Government agencies, however, are a different matter. To protect the feds, the NSA provides the Department of Homeland Security with the equipment and personnel to do to the packet inspection. DHS (using NSA personnel) analyzes the patterns, sanitizes the data, and sends the information back to Fort Meade, where the NSA can figure out how to respond to threats discovered. DHS's jurisdiction does not include the military and U.S. intelligence agencies. That's the NSA's province.

The agency has gathered a significant amount of intelligence on the ways sophisticated cyber-actors -- usually nation-states and, more often than not, China -- have written their code. Sometimes the NSA is able, through its collection of signals intelligence, to get advance notice of a major attack on a major company. It has very recently begun sharing this information with the FBI, which in turn shares it (or a sanitized form of it) with the companies that might be affected.

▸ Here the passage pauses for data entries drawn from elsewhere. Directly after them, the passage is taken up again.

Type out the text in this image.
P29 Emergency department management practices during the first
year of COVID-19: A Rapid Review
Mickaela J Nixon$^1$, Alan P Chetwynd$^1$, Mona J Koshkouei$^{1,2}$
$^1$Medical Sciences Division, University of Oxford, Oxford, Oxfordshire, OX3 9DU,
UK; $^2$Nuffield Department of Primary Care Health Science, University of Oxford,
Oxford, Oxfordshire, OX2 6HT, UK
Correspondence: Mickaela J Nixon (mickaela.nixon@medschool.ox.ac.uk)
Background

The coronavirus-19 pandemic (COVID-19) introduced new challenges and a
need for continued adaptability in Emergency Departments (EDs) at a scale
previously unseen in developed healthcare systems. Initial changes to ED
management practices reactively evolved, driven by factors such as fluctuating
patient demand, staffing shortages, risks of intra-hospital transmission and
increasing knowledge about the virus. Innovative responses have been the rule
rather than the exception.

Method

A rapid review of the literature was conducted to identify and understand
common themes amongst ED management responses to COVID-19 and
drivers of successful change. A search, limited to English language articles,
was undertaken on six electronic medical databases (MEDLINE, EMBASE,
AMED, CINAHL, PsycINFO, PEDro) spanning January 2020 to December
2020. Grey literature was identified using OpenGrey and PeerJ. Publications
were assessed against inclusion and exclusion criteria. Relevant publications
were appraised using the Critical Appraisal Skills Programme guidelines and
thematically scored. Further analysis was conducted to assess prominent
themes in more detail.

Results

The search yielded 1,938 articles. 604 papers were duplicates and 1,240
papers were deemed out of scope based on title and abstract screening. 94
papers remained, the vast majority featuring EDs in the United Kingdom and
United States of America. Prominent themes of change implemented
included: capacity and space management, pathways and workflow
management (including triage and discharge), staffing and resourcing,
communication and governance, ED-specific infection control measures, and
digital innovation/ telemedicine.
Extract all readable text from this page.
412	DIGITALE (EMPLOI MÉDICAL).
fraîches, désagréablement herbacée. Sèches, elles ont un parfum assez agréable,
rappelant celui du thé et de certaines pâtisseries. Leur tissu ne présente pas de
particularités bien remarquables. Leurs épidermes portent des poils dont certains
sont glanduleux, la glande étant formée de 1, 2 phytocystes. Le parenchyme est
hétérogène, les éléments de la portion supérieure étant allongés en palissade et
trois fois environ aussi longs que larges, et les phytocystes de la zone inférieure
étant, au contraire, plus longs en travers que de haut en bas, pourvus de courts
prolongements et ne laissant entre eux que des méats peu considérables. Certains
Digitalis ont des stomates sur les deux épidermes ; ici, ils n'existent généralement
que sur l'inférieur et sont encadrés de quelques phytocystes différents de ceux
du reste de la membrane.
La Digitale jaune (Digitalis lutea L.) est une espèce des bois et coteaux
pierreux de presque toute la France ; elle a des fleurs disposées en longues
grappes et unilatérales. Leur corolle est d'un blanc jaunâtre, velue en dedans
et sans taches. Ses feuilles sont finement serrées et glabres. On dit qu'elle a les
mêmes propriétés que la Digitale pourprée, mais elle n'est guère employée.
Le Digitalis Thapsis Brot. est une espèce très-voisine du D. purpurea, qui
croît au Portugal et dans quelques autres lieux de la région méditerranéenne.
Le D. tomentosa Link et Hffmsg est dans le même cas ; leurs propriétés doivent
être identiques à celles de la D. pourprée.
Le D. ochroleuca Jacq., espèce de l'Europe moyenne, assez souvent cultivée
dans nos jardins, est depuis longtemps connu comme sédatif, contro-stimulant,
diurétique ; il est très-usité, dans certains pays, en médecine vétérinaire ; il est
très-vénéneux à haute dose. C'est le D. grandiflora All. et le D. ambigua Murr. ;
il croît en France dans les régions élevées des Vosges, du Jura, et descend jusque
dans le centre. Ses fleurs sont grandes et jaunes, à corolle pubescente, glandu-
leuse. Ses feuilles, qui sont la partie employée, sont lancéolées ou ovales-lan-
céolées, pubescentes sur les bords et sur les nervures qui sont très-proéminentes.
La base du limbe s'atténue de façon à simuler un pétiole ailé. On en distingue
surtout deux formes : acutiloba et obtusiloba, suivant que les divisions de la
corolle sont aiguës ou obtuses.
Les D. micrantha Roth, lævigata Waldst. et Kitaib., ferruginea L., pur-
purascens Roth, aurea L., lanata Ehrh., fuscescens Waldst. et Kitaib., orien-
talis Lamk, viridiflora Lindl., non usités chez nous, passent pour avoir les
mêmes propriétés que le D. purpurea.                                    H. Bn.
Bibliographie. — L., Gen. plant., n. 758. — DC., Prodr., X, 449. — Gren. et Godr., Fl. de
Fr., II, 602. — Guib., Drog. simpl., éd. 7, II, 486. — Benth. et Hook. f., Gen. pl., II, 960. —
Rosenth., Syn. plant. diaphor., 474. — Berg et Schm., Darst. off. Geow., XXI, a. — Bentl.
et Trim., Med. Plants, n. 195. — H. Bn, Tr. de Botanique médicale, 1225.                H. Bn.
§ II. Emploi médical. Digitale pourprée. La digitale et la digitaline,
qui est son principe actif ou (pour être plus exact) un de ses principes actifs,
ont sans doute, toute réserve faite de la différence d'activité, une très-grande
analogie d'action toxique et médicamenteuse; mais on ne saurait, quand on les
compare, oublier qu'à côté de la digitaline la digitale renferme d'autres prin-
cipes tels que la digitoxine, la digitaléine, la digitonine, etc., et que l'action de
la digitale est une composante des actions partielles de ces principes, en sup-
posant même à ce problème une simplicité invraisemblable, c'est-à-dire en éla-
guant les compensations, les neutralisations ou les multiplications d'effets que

But it has been NSA policy to keep its information private. They're an intelligence agency, after all. They gather information in secret and use it to outfox the enemy. If the NSA were to share with the public what it knows about China's cyber capabilities, for example, then China would know what the NSA knows and would adjust its tactics accordingly, thus potentially rendering the Defense Department's Internet space more vulnerable. But the penetrations have become so frequent and so potentially economically devastating that the government has decided to take that risk.

The next step may be letting the NSA conduct deep-packet monitoring of private networks. It's undeniable that Congress and the public probably wouldn't be comfortable knowing that the NSA has its hardware at the gateways to the Internet. And yet there may be no other workable way to detect and defeat major attacks. Thanks to powerful technology lobbies, Congress is debating a bill that would give the private sector the tools to defend itself, and it has been slowly peeling back the degree of necessary government intervention. As it stands, DHS lacks the resources to secure the dot-com top-level domain even if it wanted to. It competes for engineering minds with the NSA and with private industry; the former has more cachet and the latter has better pay.

Some private-sector companies are good corporate citizens and spend money and time to secure their networks. But many don't. It's costly, both in terms of buying the protection systems necessary to make sure critical systems don't fail and also in terms of the interaction between the average employee and the software. Security and efficiency diverge, at least in the short run.

If the NSA were simply to share with the private sector en masse the signatures its intelligence collection obtains about potential cyber-attacks, cybersecurity could measurably improve in the near term. But outside the companies who regularly do business with the intelligence community and the military, few firms have people with the clearances required by the NSA to distribute threat information. (Under the new initiative, the NSA's intelligence will be filtered through the FBI and DHS.)

Also, because the NSA's reputation has been tarnished by its participation in warrantless surveillance, and because telecoms are wary of cooperating with the NSA beyond the scope of the law, companies are afraid to even admit that they've asked the agency for technical advice. As a senior executive at Google -- which asked the NSA to help contain an outbreak of Chinese network exploitation in 2008 -- admitted to me, "People don't really trust the NSA, and it will raise suspicions that we're letting them look at their search data, and other things. It's not in our interest."

But it was in their interest to work with the agency -- and in the months ahead the NSA is betting that will be true of many others.